Nach einer Studie des Staatsinstituts Frühpädagogik bewegen sich Kinder heute nur noch eine Stunde am Tag und selbst davon nur 15 Minuten intensiv. Die meiste Zeit verbringen sie mit ihrem Gameboy, an der Playstation oder am PC. "Es besteht ein eindeutiger Zusammenhang zwischen Lernen und Bewegen. Dies wollen wir fördern", so die stellvertretende Leiterin der Kindertagesstätte in der Reinachstraße, die als erstes von der Unterstützung der Sparkassenstiftung profitiert. 75 Kindergartenkinder und 25 Hortkinder werden in der Reinachstraße betreut.
"Nur wenn sich Kinder von klein auf regelmäßig bewegen und dies fest zu ihrem Tagesablauf zählt, schafft es unsere Gesellschaft, diesem negativen Trend von bewegungsarmen und übergewichtigen Kindern dauerhaft entgegen zu wirken", so Joachim Ebener, Vorstandsmitglied der Stadtsparkasse München, bei der Spendenübergabe.
Jede der 16 von der Landeshauptstadt getragenen Kindertagesstätten, die verteilt auf alle Stadtbezirke liegen, erhält ein so genanntes Starterkit, das den Kindern die Möglichkeit gibt, zu klettern, zu schwingen und zu schaukeln. Damit sollen vorhandene Räume in den Einrichtungen mit wenigen Handgriffen in Bewegungsräume verwandelt werden. "Hier können die Kinder unbeschwert Bewegungsgeräte nutzen. Denn wenn Bewegung bei Heranwachsenden fehlt, dann zeigen sich Defizite an anderer Stelle. Es ist unsere pädagogische Aufgabe, die Kinder bei ihrem Bewegungsdrang abzuholen", so die zuständige Ansprechpartnerin beim Schulreferat, Dr. Eleonore Hackl-Grötsch.
Außerdem unterstützt und betreut das Schul- und Kultusreferat laufend die Erzieher in den Einrichtungen. So soll Bewegung gefördert, die Freude an der Bewegung vermittelt und in die tägliche Erziehungsarbeit als wesentlicher Bestandteil integriert werden. Rudolf Behacker, Leiter des Sportamtes der Landeshauptstadt, dankte auch im Namen der verhinderten Stadtschulrätin Elisabeth Weiß-Söllner den Vertretern der Sparkassenstiftung für diese große finanzielle Unterstützung.

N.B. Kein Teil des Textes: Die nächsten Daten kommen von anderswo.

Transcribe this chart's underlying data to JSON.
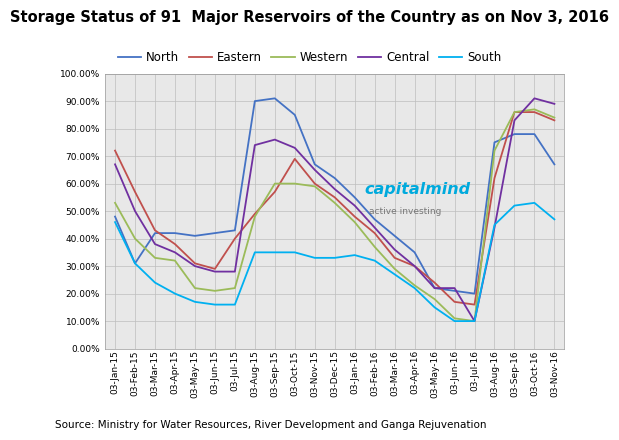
{
  "title": "Storage Status of 91  Major Reservoirs of the Country as on Nov 3, 2016",
  "source_text": "Source: Ministry for Water Resources, River Development and Ganga Rejuvenation",
  "watermark_line1": "capitalmind",
  "watermark_line2": "active investing",
  "x_labels": [
    "03-Jan-15",
    "03-Feb-15",
    "03-Mar-15",
    "03-Apr-15",
    "03-May-15",
    "03-Jun-15",
    "03-Jul-15",
    "03-Aug-15",
    "03-Sep-15",
    "03-Oct-15",
    "03-Nov-15",
    "03-Dec-15",
    "03-Jan-16",
    "03-Feb-16",
    "03-Mar-16",
    "03-Apr-16",
    "03-May-16",
    "03-Jun-16",
    "03-Jul-16",
    "03-Aug-16",
    "03-Sep-16",
    "03-Oct-16",
    "03-Nov-16"
  ],
  "series": {
    "North": {
      "color": "#4472C4",
      "data": [
        0.48,
        0.31,
        0.42,
        0.42,
        0.41,
        0.42,
        0.43,
        0.9,
        0.91,
        0.85,
        0.67,
        0.62,
        0.55,
        0.47,
        0.41,
        0.35,
        0.22,
        0.21,
        0.2,
        0.75,
        0.78,
        0.78,
        0.67
      ]
    },
    "Eastern": {
      "color": "#C0504D",
      "data": [
        0.72,
        0.57,
        0.43,
        0.38,
        0.31,
        0.29,
        0.4,
        0.49,
        0.57,
        0.69,
        0.6,
        0.55,
        0.48,
        0.42,
        0.33,
        0.3,
        0.24,
        0.17,
        0.16,
        0.62,
        0.86,
        0.86,
        0.83
      ]
    },
    "Western": {
      "color": "#9BBB59",
      "data": [
        0.53,
        0.4,
        0.33,
        0.32,
        0.22,
        0.21,
        0.22,
        0.48,
        0.6,
        0.6,
        0.59,
        0.53,
        0.46,
        0.37,
        0.29,
        0.23,
        0.18,
        0.11,
        0.1,
        0.72,
        0.86,
        0.87,
        0.84
      ]
    },
    "Central": {
      "color": "#7030A0",
      "data": [
        0.67,
        0.5,
        0.38,
        0.35,
        0.3,
        0.28,
        0.28,
        0.74,
        0.76,
        0.73,
        0.65,
        0.58,
        0.52,
        0.44,
        0.36,
        0.3,
        0.22,
        0.22,
        0.1,
        0.44,
        0.83,
        0.91,
        0.89
      ]
    },
    "South": {
      "color": "#00B0F0",
      "data": [
        0.46,
        0.31,
        0.24,
        0.2,
        0.17,
        0.16,
        0.16,
        0.35,
        0.35,
        0.35,
        0.33,
        0.33,
        0.34,
        0.32,
        0.27,
        0.22,
        0.15,
        0.1,
        0.1,
        0.45,
        0.52,
        0.53,
        0.47
      ]
    }
  },
  "ylim": [
    0.0,
    1.0
  ],
  "y_ticks": [
    0.0,
    0.1,
    0.2,
    0.3,
    0.4,
    0.5,
    0.6,
    0.7,
    0.8,
    0.9,
    1.0
  ],
  "background_color": "#FFFFFF",
  "plot_bg_color": "#E8E8E8",
  "grid_color": "#BEBEBE",
  "title_fontsize": 10.5,
  "legend_fontsize": 8.5,
  "tick_fontsize": 6.5,
  "source_fontsize": 7.5
}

Die Kinder- und Jugendstiftung der Stadtsparkasse möchte mit den 16 Modell-Kindertagesstätten auch andere Einrichtungen in den Bezirken anregen, sich um Spendengelder zu bemühen. "Denn wenn alle knapp 400 Einrichtungen am Projekt "Kinder bewegen" teilnehmen, geben wir Tag für Tag 25.000 Kindern die Gelegenheit, sich zu bewegen und damit körperlich aktiv zu sein", so Ebener, der damit gleichzeitig an andere potenzielle Spender appellierte, dem Beispiel der Sparkassenstiftung zu folgen.